For decades, MDMA (also referred to as Ecstasy or Molly, for molecular) has been an illicit drug of abuse. In December of 2016, however, it received FDA approval for a Phase 3 clinical trial for treatment of PTSD, which will include 230 patients.
MAPS (Multidisciplinary Association for Psychedelic Studies) is undertaking a roughly $25 million plan to make MDMA into a Food and Drug Administration (FDA)-approved prescription medicine by 2021, and is currently the only organization in the world funding clinical trials of MDMA-assisted psychotherapy.
Phase 2 study results appear promising when MDMA is administered carefully by psychiatrists, in conjunction with psychotherapy. Patients who had struggled with PTSD for over seventeen years showed a 56% decrease in severity of symptoms after three doses of MDMA.

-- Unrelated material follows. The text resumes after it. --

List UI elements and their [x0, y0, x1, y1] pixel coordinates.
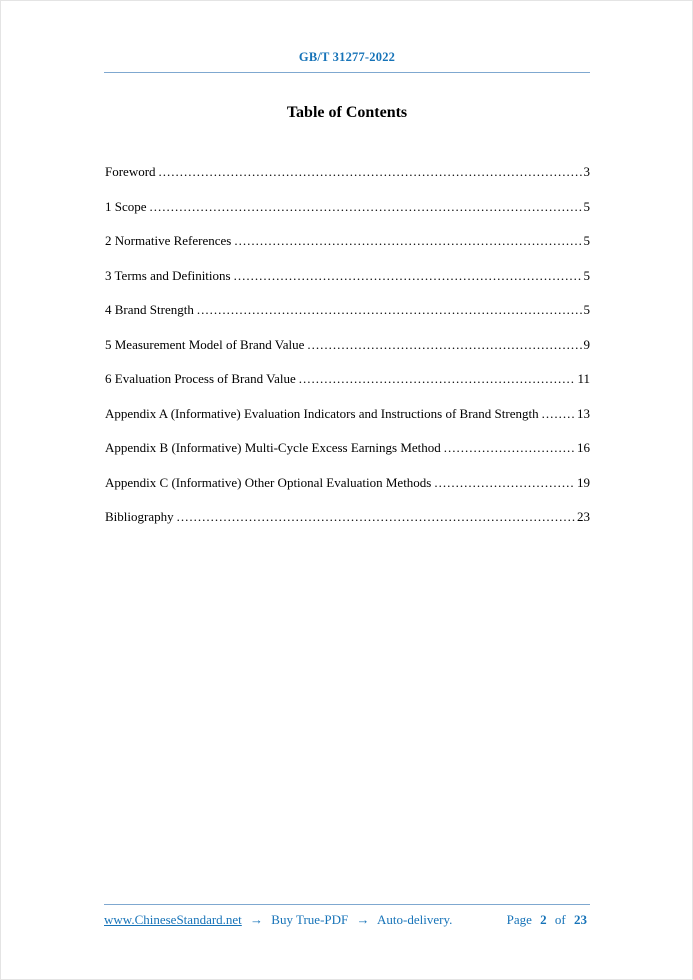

MDMA (methylenedioxymethamphetamine) was developed in Germany in the early 1900s as a parent compound to be used to synthesize other pharmaceuticals. During the 1970s, in the United States, some psychiatrists began using MDMA as a psychotherapeutic tool, despite the fact that the drug had never undergone formal clinical trials nor received approval from the U.S. Food and Drug Administration (FDA) for use in humans. Nevertheless, the drug gained a small following among psychiatrists in the late 1970s and early 1980s, because it was perceived to enhance communication in patient sessions and reportedly allowed users to achieve insights about their problems. It was also during this time that MDMA first started becoming available on the street and became popular in the club or “rave” scene due to its stimulant and psychedelic properties. It is often taken for the feelings of well-being, stimulation, and the distortions in time and sensory perceptions that it produces. In 1985, the U.S. Drug Enforcement Administration (DEA) banned the drug, placing it on its list of Schedule I drugs, corresponding to those substances with no proven therapeutic value.
It’s important to note that MDMA is not the same as “Ecstasy” or “Molly.” Substances sold on the street under these names may contain MDMA, but frequently also contain unknown and/or dangerous adulterants. In laboratory studies, pure MDMA has been proven sufficiently safe for human consumption when taken a limited number of times in moderate doses.